1.4.1.    Modifikasi Pati (Starch)
             Sifat pati alam (native starch) tergantung pada berat molekul, kandungan amilosa dan muatannya. Pati alam (native starch) mungkin hanya dapat digunakan pada corrugator atau proses laminating, sedangkan untuk pembuatan kertas-kertas modern dengan kecepatan tinggi yang membutuhkan pati mempunyai viskositas rendah, stabil kuantitas, jenis muatan dan keseragaman produknya. Oleh karena itu pati yang diaplikasikan pada proses pembuatan kertas memerlukan modifikasi.

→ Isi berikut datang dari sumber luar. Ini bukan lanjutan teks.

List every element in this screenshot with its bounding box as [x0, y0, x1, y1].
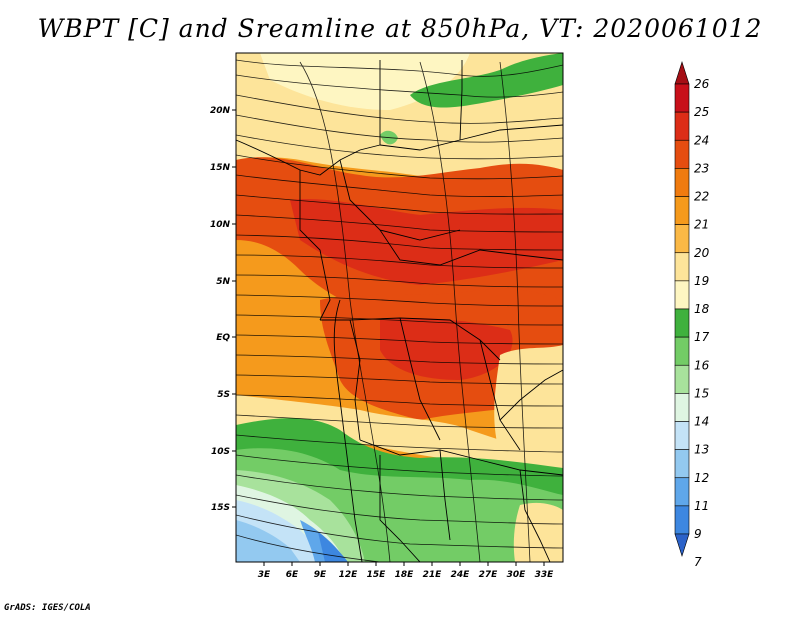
colorbar-label: 24 — [694, 133, 709, 147]
colorbar-label: 15 — [694, 386, 709, 400]
colorbar-label: 22 — [694, 190, 709, 204]
lat-label: EQ — [216, 333, 230, 343]
lat-label: 5S — [217, 390, 230, 400]
colorbar-label: 26 — [694, 77, 710, 91]
lat-label: 10S — [211, 447, 230, 457]
colorbar-swatch — [674, 61, 690, 85]
lon-label: 6E — [286, 570, 299, 580]
colorbar-swatch — [674, 224, 690, 254]
colorbar-swatch — [674, 168, 690, 197]
lon-label: 27E — [479, 570, 499, 580]
colorbar-label: 14 — [694, 415, 709, 429]
colorbar-swatch — [674, 139, 690, 169]
colorbar-label: 25 — [694, 105, 709, 119]
latitude-axis: 20N 15N 10N 5N EQ 5S 10S 15S — [210, 106, 236, 513]
lon-label: 24E — [451, 570, 471, 580]
colorbar-label: 18 — [694, 302, 710, 316]
credit-label: GrADS: IGES/COLA — [4, 603, 91, 613]
colorbar-swatch — [674, 393, 690, 422]
colorbar: 26 25 24 23 22 21 20 19 18 17 16 15 14 13 12 11 9 7 — [674, 61, 710, 569]
lon-label: 21E — [423, 570, 443, 580]
colorbar-swatch — [674, 111, 690, 141]
colorbar-label: 23 — [694, 161, 709, 175]
lat-label: 10N — [210, 220, 231, 230]
lat-label: 20N — [210, 106, 231, 116]
colorbar-swatch — [674, 280, 690, 310]
colorbar-swatch — [674, 449, 690, 479]
colorbar-label: 16 — [694, 358, 710, 372]
colorbar-label: 19 — [694, 274, 709, 288]
colorbar-label: 20 — [694, 246, 710, 260]
colorbar-swatch — [674, 364, 690, 394]
colorbar-label: 21 — [694, 218, 709, 232]
colorbar-label: 7 — [694, 555, 702, 569]
map-area — [236, 53, 563, 562]
colorbar-swatch — [674, 421, 690, 450]
lon-label: 9E — [314, 570, 327, 580]
lon-label: 30E — [507, 570, 527, 580]
longitude-axis: 3E 6E 9E 12E 15E 18E 21E 24E 27E 30E 33E — [258, 562, 554, 580]
colorbar-label: 17 — [694, 330, 710, 344]
colorbar-swatch — [674, 252, 690, 282]
colorbar-swatch — [674, 308, 690, 338]
lon-label: 33E — [535, 570, 555, 580]
colorbar-swatch — [674, 83, 690, 113]
chart-title: WBPT [C] and Sreamline at 850hPa, VT: 20… — [37, 14, 763, 43]
lat-label: 15S — [211, 503, 230, 513]
colorbar-swatch — [674, 477, 690, 507]
lat-label: 15N — [210, 163, 231, 173]
lat-label: 5N — [216, 277, 230, 287]
lon-label: 3E — [258, 570, 271, 580]
lon-label: 15E — [367, 570, 387, 580]
colorbar-label: 12 — [694, 471, 709, 485]
colorbar-swatch — [674, 196, 690, 225]
colorbar-swatch — [674, 336, 690, 366]
colorbar-swatch — [674, 505, 690, 535]
colorbar-label: 13 — [694, 443, 709, 457]
colorbar-swatch — [674, 533, 690, 557]
lon-label: 18E — [395, 570, 415, 580]
colorbar-label: 9 — [694, 527, 702, 541]
lon-label: 12E — [339, 570, 359, 580]
colorbar-label: 11 — [694, 499, 709, 513]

Modifikasi yang dilakukan dengan cara kimia dengan reaksi eterifikasi dengan menggunakan pereaksi epoxy yang mengandung  gugus amonium quartener. Reaksi ini bisa dilakukan dalam bentuk dispersi atau dengan menambahkan reagen ke pati. Untuk reaksi substitusi dalam bentuk dispersi dalam air (wet modification), perlu ditambahkan natrium hidroksida (NaOH) untuk menaikkan pH sekitar 11, pada kondisi ini terjadi pemutusan ikatan hidrogen pada butiran pati agar gugus bermuatan kationik dapat dengan mudah tersubstitusi. Waktu reaksi berkisar antara 2 sampai 4 jam dalam kondisi teraduk secara kontinu. Suhu diatur pada kisaran 400C - 500C untuk menghidari timbulnya pembengkakan pada pati (Ramli, 2006)
             Pati merupakan salah satu yang paling banyak digunakan sebagai dry strength agent dalam pembuatan kertas. Setelah pati alam (native starch) dimodifikasi menjadi cationic starch, selanjutnya akan dimasak lagi menggunakan pure water dalam jet cooking tank pada temperatur 125°C untuk mendapatkan larutan cationic starch sebelum masuk ke tahap proses pembuatan kertas (Ramli,2006).

            
Pati Kationik (Cationic Starch)
             Pati kationik (cationic starch) merupakan hasil modifikasi pati anionik secara kimia maupun secara enzimasi dimana muatan pati yang awalnya negatif diubah menjadi positif. Proses pembuatan pati kationik menggunakan cationic reagent pada larutan pati alam, pada kondisi reaksi (temperatur dan pH) yang cocok, muatan negatif dari pati secara kimia diubah menjadi muatan positif, diantara reagent yang umum digunakan yaitu 2-chloroetyldiethylamine, 2,3-epoxypropyldietylamine, 3-chloro-2-hydroxypropyl, dan lain-lain.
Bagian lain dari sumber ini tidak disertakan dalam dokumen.